Arch of Reunification
|Location||Pyongyang, North Korea|
|Width||61.5 metres (202 ft)|
|Height||30 metres (98 ft)|
|Opening date||August 2001|
|Arch of Reunification|
|Revised Romanization||Joguk Tongil Samdae Heonjang Ginyeomtap|
|McCune–Reischauer||Choguk T'ongil Samtae Hŏnjang Kinyŏmt'ap|
The Arch of Reunification, officially the Monument to the Three-Point Charter for National Reunification, is a sculptural arch located south of Pyongyang, the capital of North Korea. It was opened in August 2001 to commemorate Korean reunification proposals put forward by Kim Il-sung.
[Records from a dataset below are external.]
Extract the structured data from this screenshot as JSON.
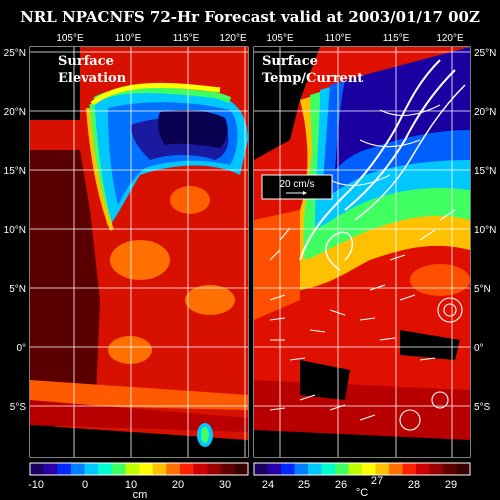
{
  "title": "NRL NPACNFS 72-Hr Forecast valid at 2003/01/17 00Z",
  "lon_ticks": [
    "105°E",
    "110°E",
    "115°E",
    "120°E"
  ],
  "lat_ticks_left": [
    "25°N",
    "20°N",
    "15°N",
    "10°N",
    "5°N",
    "0°",
    "5°S"
  ],
  "lat_ticks_right": [
    "25°N",
    "20°N",
    "15°N",
    "10°N",
    "5°N",
    "0°",
    "5°S"
  ],
  "panels": {
    "left": {
      "label_line1": "Surface",
      "label_line2": "Elevation"
    },
    "right": {
      "label_line1": "Surface",
      "label_line2": "Temp/Current",
      "vector_scale_label": "20 cm/s"
    }
  },
  "colorbars": {
    "left": {
      "ticks": [
        "-10",
        "0",
        "10",
        "20",
        "30"
      ],
      "unit": "cm"
    },
    "right": {
      "ticks": [
        "24",
        "25",
        "26",
        "27",
        "28",
        "29"
      ],
      "unit": "°C"
    }
  },
  "palette": [
    "#1a0060",
    "#2a00a8",
    "#0028ff",
    "#0080ff",
    "#00c8ff",
    "#00ffd0",
    "#40ff60",
    "#c0ff00",
    "#ffff00",
    "#ffc000",
    "#ff7000",
    "#ff2000",
    "#d00000",
    "#9a0000",
    "#600000",
    "#3a0000"
  ],
  "colors": {
    "background": "#000000",
    "land": "#000000",
    "text": "#ffffff",
    "grid": "#ffffff",
    "vectors": "#ffffff"
  }
}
The concrete arch straddles the multi-laned Reunification Highway leading from Pyongyang to the DMZ. It consists of two Korean women in traditional dress (Chosŏn-ot), symbolizing the North and the South, leaning forward to jointly uphold a sphere bearing a map of a reunified Korea. The sphere is the emblem of the Three Charters; the Three Principles of National Reunification; the Plan of Establishing the Democratic Federal Republic of Korea and the Ten Point Program of the Great Unity of the Whole Nation. The original plan was to have a 55-metre pillar with three branches to represent Koreans in the north, the south, and overseas.
The plinth of the structure is engraved with messages of support for reunification and peace from various individuals, organizations, and nations.
The arch appeared on a postage stamp in 2002.